The very reason why an obligation of procedural fairness is required is so that those affected by the review have an opportunity to be heard in respect to that which may affect their interests. The requirements of procedural fairness, however, extend beyond affording a claimant an opportunity to be heard. The opportunity extends to requiring a decision-maker to hear and genuinely take into account what he has been told. An opportunity to speak to a decision-maker who does not listen is no opportunity at all. Never has it been suggested that an opportunity to be heard is satisfied by an opportunity to speak to an unhearing and disinterested decision-maker. On one view, the opportunity is no opportunity at all; on another view, a decision-maker who is unwilling to listen is a decision-maker who displays actual bias, prejudice and prejudgment.

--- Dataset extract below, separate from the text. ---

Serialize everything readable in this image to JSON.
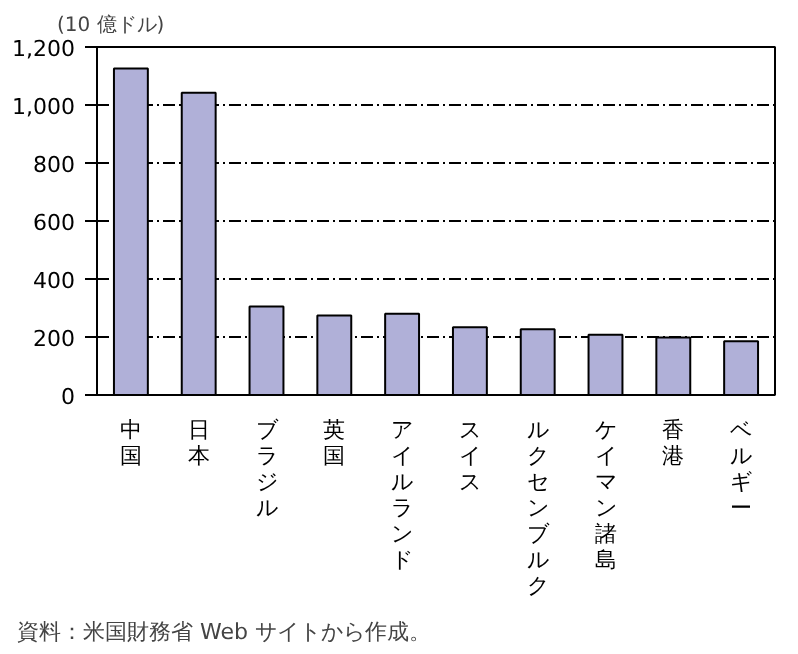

390    In some circumstances it may be open to conclude that a decision-maker who makes a decision “irrespective” of submissions advanced has in fact taken those submissions into account but nevertheless decides as he does. In other circumstances, it may be open to conclude that a decision-maker has decided to make a particular decision “irrespective” of and without even considering submissions which have been advanced. In the circumstances of the present proceedings, it is concluded that the Minister when making his decision “irrespective” of the material before him has purported to make a decision without even entertaining those materials. To so proceed is to deny SZQRB procedural fairness in the most fundamental way.

391    It is inexplicable why the Minister accepts that the processes he has put in place must accord with procedural fairness and yet rejects the necessity for him to consider (and to genuinely take into account) the recommendations and assessments made when making a decision. The requirements of procedural fairness are not satisfied by giving a person an opportunity to be heard but thereafter permitting a decision-maker to ignore all that has been said and permitting a decision-maker to proceed “irrespective of” everything that has been said.

CONCLUSIONS

392    In addition to the declaratory and injunction relief proposed by Lander and Gordon JJ, it is further concluded that an order should be made declaring invalid the Minister’s decision taken on 21 September 2012.

393    Concurrence is otherwise expressed with the reasons and orders proposed by Lander and Gordon JJ.

I certify that the preceding sixty (60) numbered paragraphs are a true copy of the Reasons for Judgment herein of the Honourable Justice Flick.